There are moments that each of us are faced with a decision that will change our lives.
It’s easy to get lost in details and opinions about what you are supposed to do. It’s easy to let all of the noise from the outside world push or pull you in a direction that seems reasonable.
But your heart may say something completely different.
Your heart may speak words of adventure and love.
Your heart may speak of making another effort no matter what the perception may be.
That’s a voice that you can only hear. You can only begin to understand the decisions you’ve made in the past when you quiet the world down around you enough to be able to finally listen.
Stillness will speak volumes to you.
It will give you the ability to settle down, to end the race, and to finally show up willing to connect.
But you have to give yourself that gift. If you don’t take that time and space, you will forever be tuning into stations seeking an answer that your soul already has.
My path has been nothing but crooked throughout the years.
I have rising and fallen only to rise again time and time again. It has turned left and right, sometimes straight backwards and short forward beyond where I had ever imagined.
People have come and gone. I have changed. My body has changed. My heart walls have started to come down and I have warmed up to the gifts of life.
But it hasn’t always been that way.
In fact, for a great deal of time it was a very different story.
And yet, all of that has led me to this moment right here where I’m going to give to you the best piece of advice I have ever heard in my entire life.
Does this path have heart? If so, it is good. If it doesn’t, it’s of no use.
When I stand looking at the paths in front of me, I realize that one has a lot more heart in it. But how do I know that?
Because one scares me.
One of these paths scares me because I know how much I will grow, be challenged, step beyond my comfort zones and move straight into the forest of the unknown.
While fear is there, that means I have the opportunity to be courageous.
I can dig into my faith and know that the direction I am being pointed in is something that will help me follow my destiny rather than destroy me. I do not have to let fear make the final decision in my life but rather use that as an indicator that I am heading in the right direction.

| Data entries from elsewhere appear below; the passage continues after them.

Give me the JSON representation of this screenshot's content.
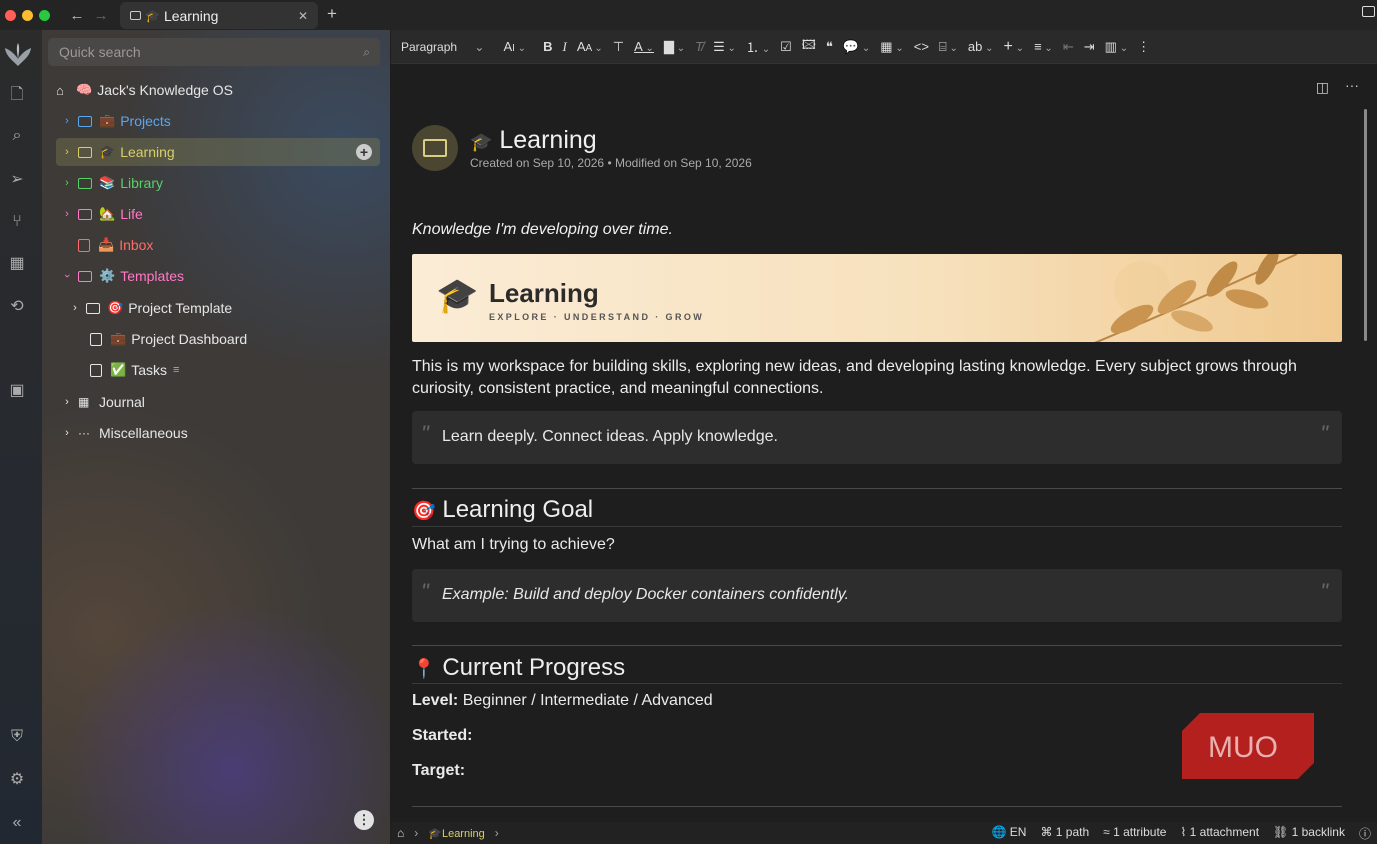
{
  "tab": {
    "title": "Learning",
    "emoji": "🎓"
  },
  "search": {
    "placeholder": "Quick search"
  },
  "colors": {
    "accent": "#d9cf6a",
    "blue": "#5aa7ef",
    "green": "#56d364",
    "pink": "#ff79c6",
    "red": "#ff6b6b"
  },
  "tree": {
    "root": "Jack's Knowledge OS",
    "root_emoji": "🧠",
    "items": [
      {
        "label": "Projects",
        "emoji": "💼"
      },
      {
        "label": "Learning",
        "emoji": "🎓"
      },
      {
        "label": "Library",
        "emoji": "📚"
      },
      {
        "label": "Life",
        "emoji": "🏡"
      },
      {
        "label": "Inbox",
        "emoji": "📥"
      },
      {
        "label": "Templates",
        "emoji": "⚙️"
      },
      {
        "label": "Project Template",
        "emoji": "🎯"
      },
      {
        "label": "Project Dashboard",
        "emoji": "💼"
      },
      {
        "label": "Tasks",
        "emoji": "✅"
      },
      {
        "label": "Journal",
        "emoji": ""
      },
      {
        "label": "Miscellaneous",
        "emoji": ""
      }
    ]
  },
  "toolbar": {
    "paragraph": "Paragraph"
  },
  "note": {
    "title": "Learning",
    "title_emoji": "🎓",
    "meta": "Created on Sep 10, 2026 • Modified on Sep 10, 2026",
    "intro": "Knowledge I'm developing over time.",
    "banner_title": "Learning",
    "banner_sub": "EXPLORE · UNDERSTAND · GROW",
    "paragraph": "This is my workspace for building skills, exploring new ideas, and developing lasting knowledge. Every subject grows through curiosity, consistent practice, and meaningful connections.",
    "quote1": "Learn deeply. Connect ideas. Apply knowledge.",
    "goal_heading": "Learning Goal",
    "goal_emoji": "🎯",
    "goal_question": "What am I trying to achieve?",
    "goal_quote": "Example: Build and deploy Docker containers confidently.",
    "progress_heading": "Current Progress",
    "progress_emoji": "📍",
    "level_label": "Level:",
    "level_value": " Beginner / Intermediate / Advanced",
    "started_label": "Started:",
    "target_label": "Target:",
    "watermark": "MUO"
  },
  "status": {
    "crumb": "Learning",
    "lang": "EN",
    "paths": "1 path",
    "attributes": "1 attribute",
    "attachments": "1 attachment",
    "backlinks": "1 backlink"
  }
}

Every time I have turned into my fears rather than stepped away from them my life has changed.
I became something more.
Or, maybe I just stepped into who I’ve always meant to be.
How do I want this story to be written?
Do I want it to be one full of adventure, love and passion? Or do I want to be sitting in a pool of regret when I’m older wishing that I had the courage when I was young to take the chances that were right in front of me?
I know now that I want all of this to be one wild adventure.
I know now after having made decisions out of fear that I have to put my heart on the line and really go for it.
It doesn’t matter what the rest of the world thinks of these decisions. There is only that quiet whisper in my heart begging me to go.
To try again.
To follow this path with relentless amounts of faith.
Will I be test?
Yes of course.
But will I become who I’ve always meant to be?
That will only come with courage…
And moving through fear no matter what.